Watson Institute for International and Public Affairs
CLACS

Mexican writer, essayist, critic, and academic Margo Glantz visits LACA course

March 25, 2021

Last week, the LACA course “Take My Breath Away: A Cultural History of Air in Modern Latin America’s Imagination and Literature” taught by Professors Erica Durante and Felipe Martínez-Pinzón moved into a truly hybrid format and took a breath of fresh air outdoors.

While some students attended the class together sitting on the Staar Plaza lawn of the Watson Institute, others participated in the class remotely on Zoom, with one course instructor teaching in-person and the other online.

Mexican writer, novelist, essayist and academic Margo Glantz, who joined the class through Zoom from Mexico City, brought fresh air and new thoughts to the class discussion, which focused on the creative power of air as a key element in fashion design and representation of the female body.
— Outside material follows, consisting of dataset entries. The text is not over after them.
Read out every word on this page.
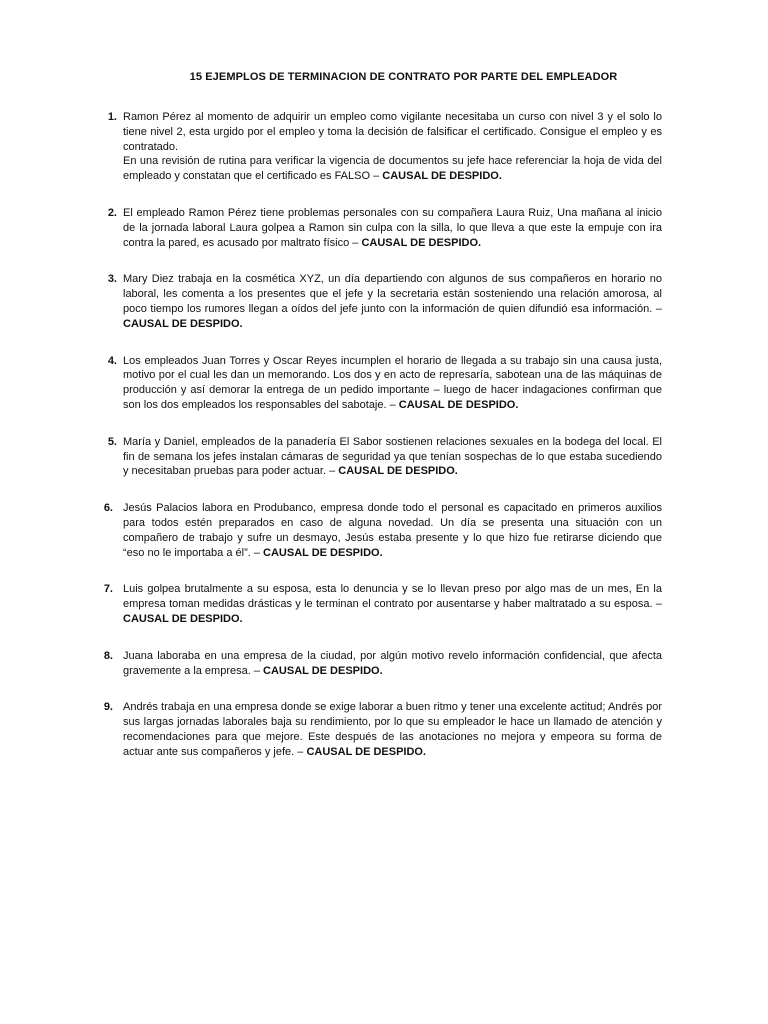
15 EJEMPLOS DE TERMINACION DE CONTRATO POR PARTE DEL EMPLEADOR
1. Ramon Pérez al momento de adquirir un empleo como vigilante necesitaba un curso con nivel 3 y el solo lo tiene nivel 2, esta urgido por el empleo y toma la decisión de falsificar el certificado. Consigue el empleo y es contratado.
En una revisión de rutina para verificar la vigencia de documentos su jefe hace referenciar la hoja de vida del empleado y constatan que el certificado es FALSO – CAUSAL DE DESPIDO.
2. El empleado Ramon Pérez tiene problemas personales con su compañera Laura Ruiz, Una mañana al inicio de la jornada laboral Laura golpea a Ramon sin culpa con la silla, lo que lleva a que este la empuje con ira contra la pared, es acusado por maltrato físico – CAUSAL DE DESPIDO.
3. Mary Diez trabaja en la cosmética XYZ, un día departiendo con algunos de sus compañeros en horario no laboral, les comenta a los presentes que el jefe y la secretaria están sosteniendo una relación amorosa, al poco tiempo los rumores llegan a oídos del jefe junto con la información de quien difundió esa información. – CAUSAL DE DESPIDO.
4. Los empleados Juan Torres y Oscar Reyes incumplen el horario de llegada a su trabajo sin una causa justa, motivo por el cual les dan un memorando. Los dos y en acto de represaría, sabotean una de las máquinas de producción y así demorar la entrega de un pedido importante – luego de hacer indagaciones confirman que son los dos empleados los responsables del sabotaje. – CAUSAL DE DESPIDO.
5. María y Daniel, empleados de la panadería El Sabor sostienen relaciones sexuales en la bodega del local. El fin de semana los jefes instalan cámaras de seguridad ya que tenían sospechas de lo que estaba sucediendo y necesitaban pruebas para poder actuar. – CAUSAL DE DESPIDO.
6. Jesús Palacios labora en Produbanco, empresa donde todo el personal es capacitado en primeros auxilios para todos estén preparados en caso de alguna novedad. Un día se presenta una situación con un compañero de trabajo y sufre un desmayo, Jesús estaba presente y lo que hizo fue retirarse diciendo que “eso no le importaba a él”. – CAUSAL DE DESPIDO.
7. Luis golpea brutalmente a su esposa, esta lo denuncia y se lo llevan preso por algo mas de un mes, En la empresa toman medidas drásticas y le terminan el contrato por ausentarse y haber maltratado a su esposa. – CAUSAL DE DESPIDO.
8. Juana laboraba en una empresa de la ciudad, por algún motivo revelo información confidencial, que afecta gravemente a la empresa. – CAUSAL DE DESPIDO.
9. Andrés trabaja en una empresa donde se exige laborar a buen ritmo y tener una excelente actitud; Andrés por sus largas jornadas laborales baja su rendimiento, por lo que su empleador le hace un llamado de atención y recomendaciones para que mejore. Este después de las anotaciones no mejora y empeora su forma de actuar ante sus compañeros y jefe. – CAUSAL DE DESPIDO.
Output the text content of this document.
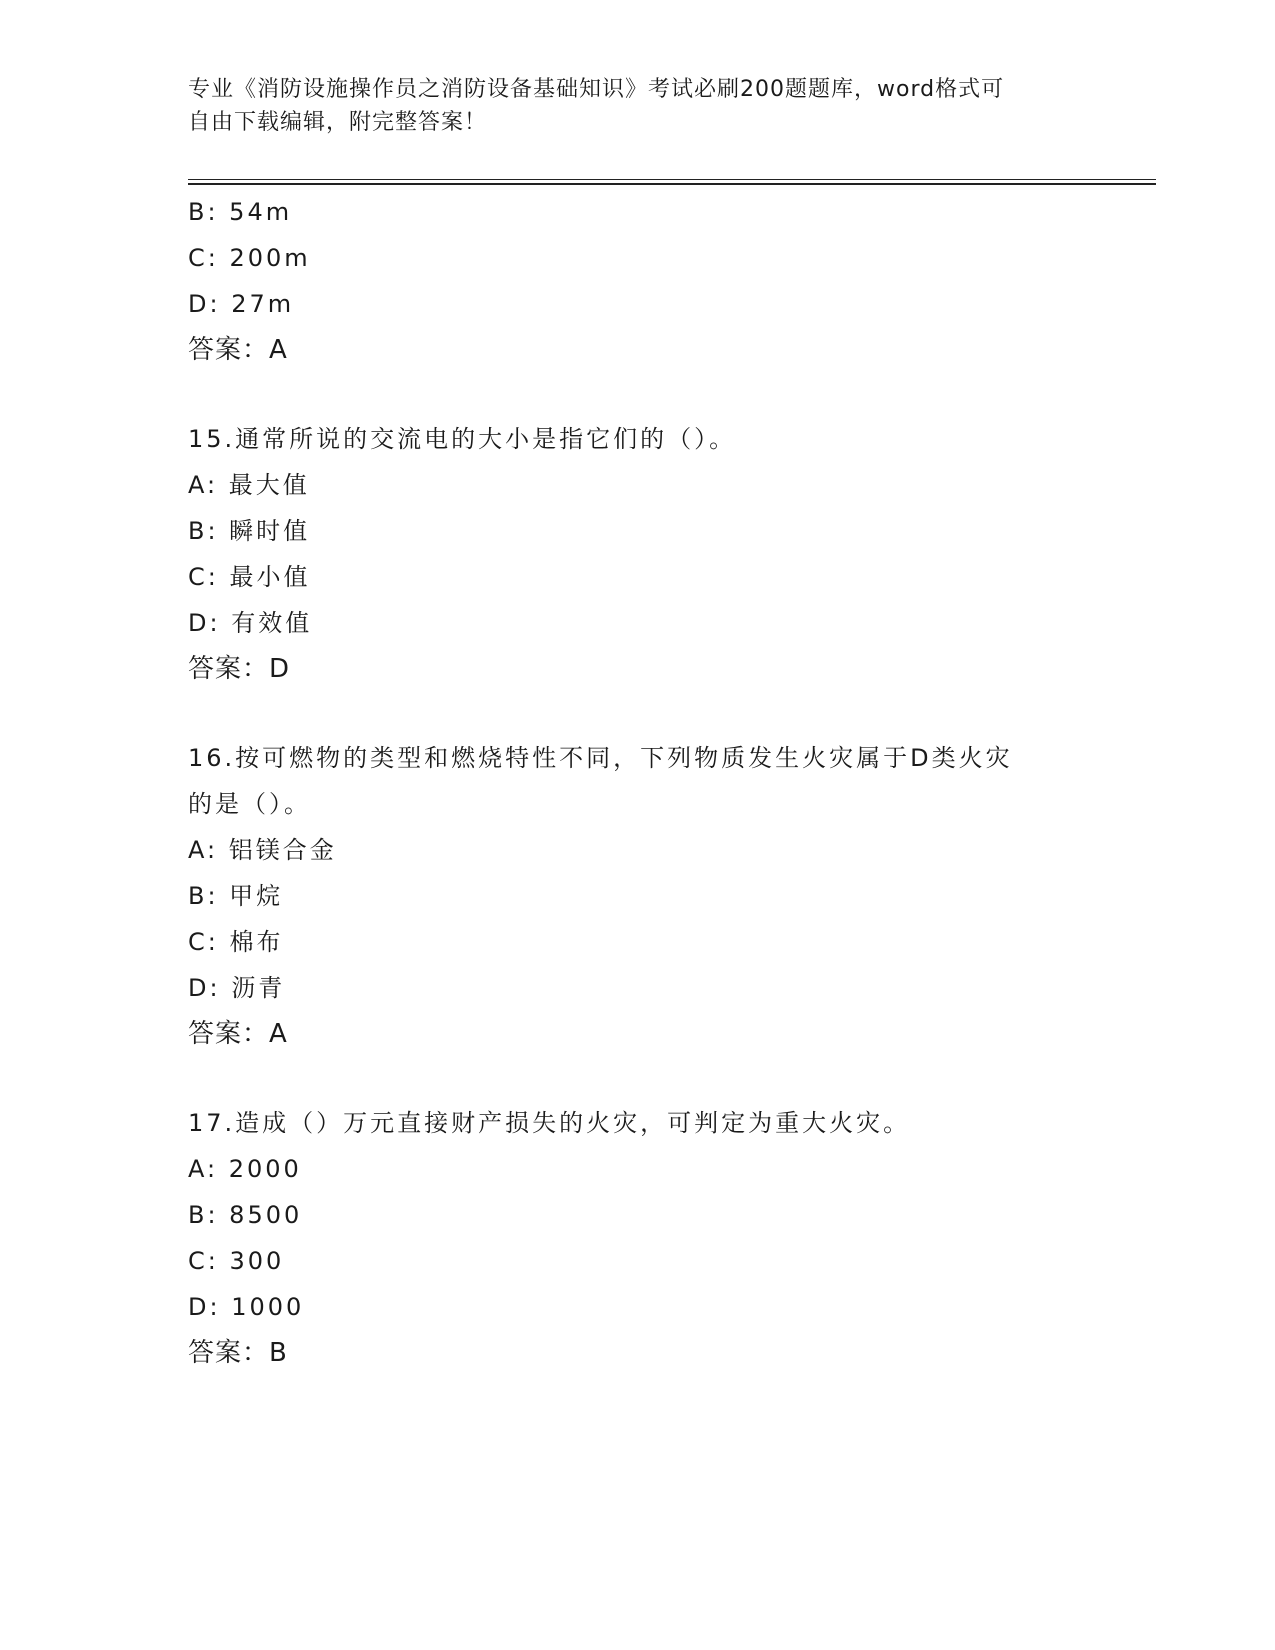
专业《消防设施操作员之消防设备基础知识》考试必刷200题题库，word格式可
自由下载编辑，附完整答案！
B: 54m
C: 200m
D: 27m
答案：A
15.通常所说的交流电的大小是指它们的（）。
A: 最大值
B: 瞬时值
C: 最小值
D: 有效值
答案：D
16.按可燃物的类型和燃烧特性不同，下列物质发生火灾属于D类火灾
的是（）。
A: 铝镁合金
B: 甲烷
C: 棉布
D: 沥青
答案：A
17.造成（）万元直接财产损失的火灾，可判定为重大火灾。
A: 2000
B: 8500
C: 300
D: 1000
答案：B
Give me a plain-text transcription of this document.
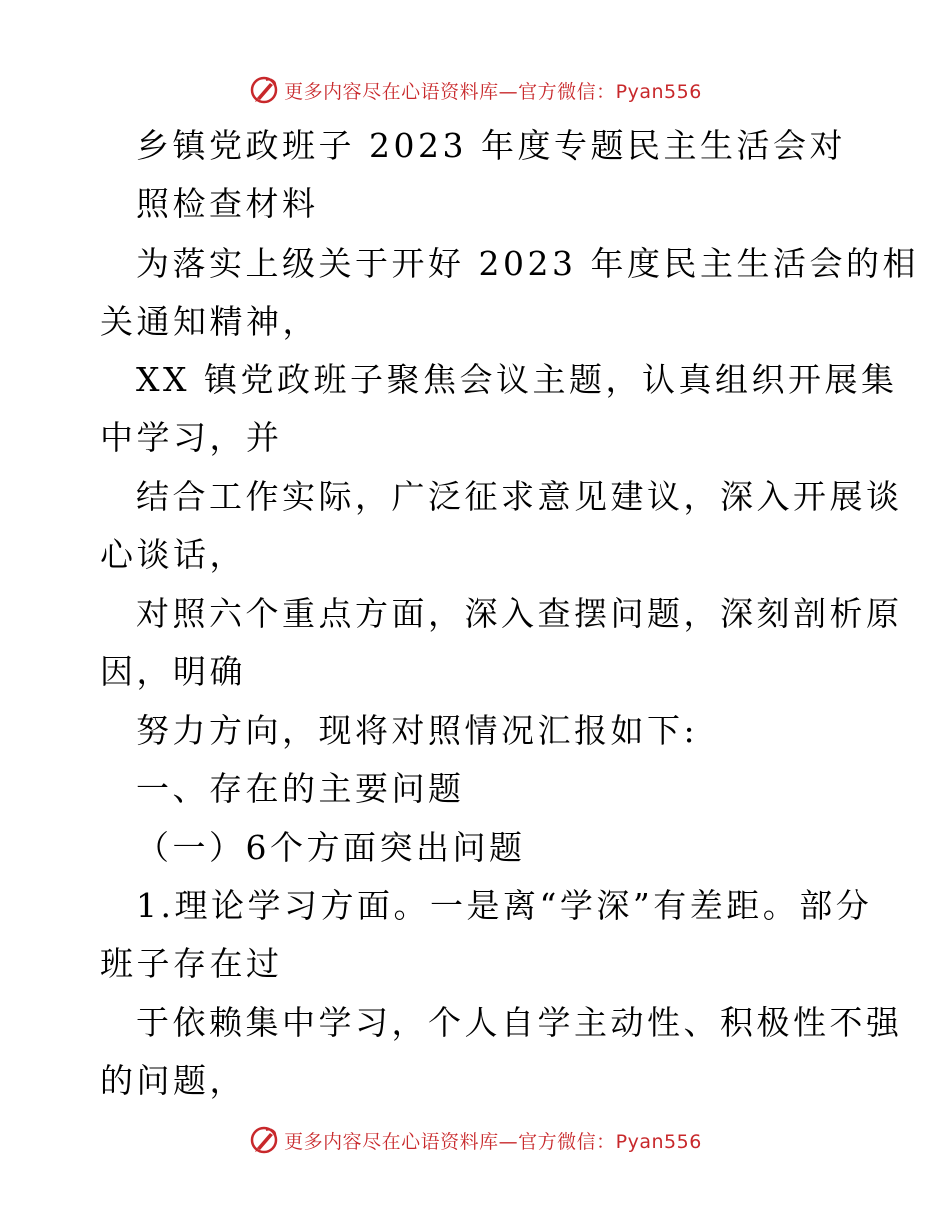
更多内容尽在心语资料库—官方微信：Pyan556
乡镇党政班子 2023 年度专题民主生活会对
照检查材料
为落实上级关于开好 2023 年度民主生活会的相
关通知精神，
XX 镇党政班子聚焦会议主题，认真组织开展集
中学习，并
结合工作实际，广泛征求意见建议，深入开展谈
心谈话，
对照六个重点方面，深入查摆问题，深刻剖析原
因，明确
努力方向，现将对照情况汇报如下:
一、存在的主要问题
（一）6个方面突出问题
1.理论学习方面。一是离“学深”有差距。部分
班子存在过
于依赖集中学习，个人自学主动性、积极性不强
的问题，
更多内容尽在心语资料库—官方微信：Pyan556
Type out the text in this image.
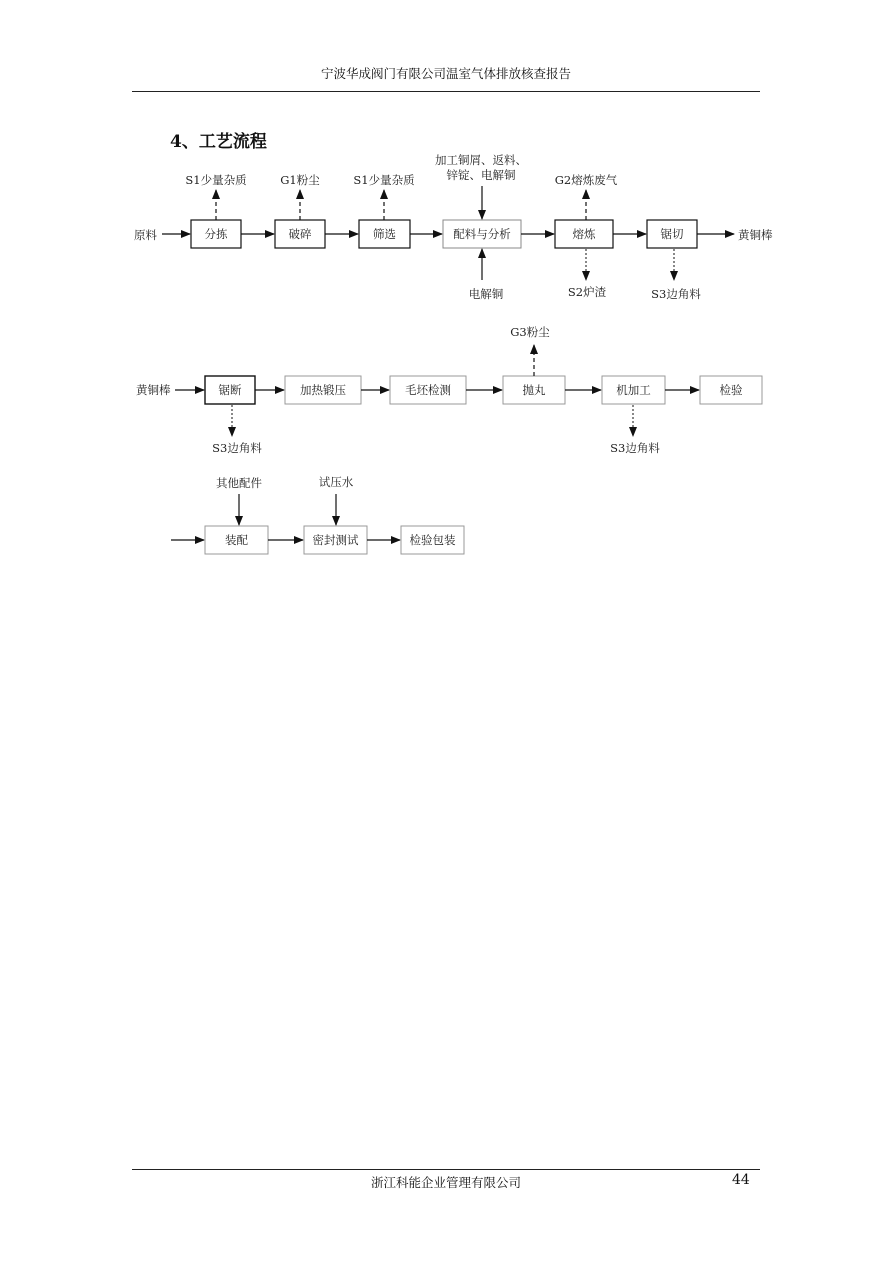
宁波华成阀门有限公司温室气体排放核查报告
4、工艺流程
原料	分拣	破碎	筛选	配料与分析	熔炼	锯切	黄铜棒
S1少量杂质	G1粉尘	S1少量杂质	G2熔炼废气
加工铜屑、返料、
锌锭、电解铜
电解铜	S2炉渣	S3边角料
黄铜棒	锯断	加热锻压	毛坯检测	抛丸	机加工	检验
G3粉尘
S3边角料	S3边角料
装配	密封测试	检验包装
其他配件	试压水
浙江科能企业管理有限公司	44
Among other practices and objects expanded/contracted by air, Frida Kahlo's corsets and the braids worn by María, the romantic heroine created by Jorge Isaacs, figured prominently in our conversation with Glantz. Her guest lecture focused on the semiotics of air as an original element at the heart of many fashion accessories and creations embedded in the history of Latin American women and contemporary feminist movements in the region.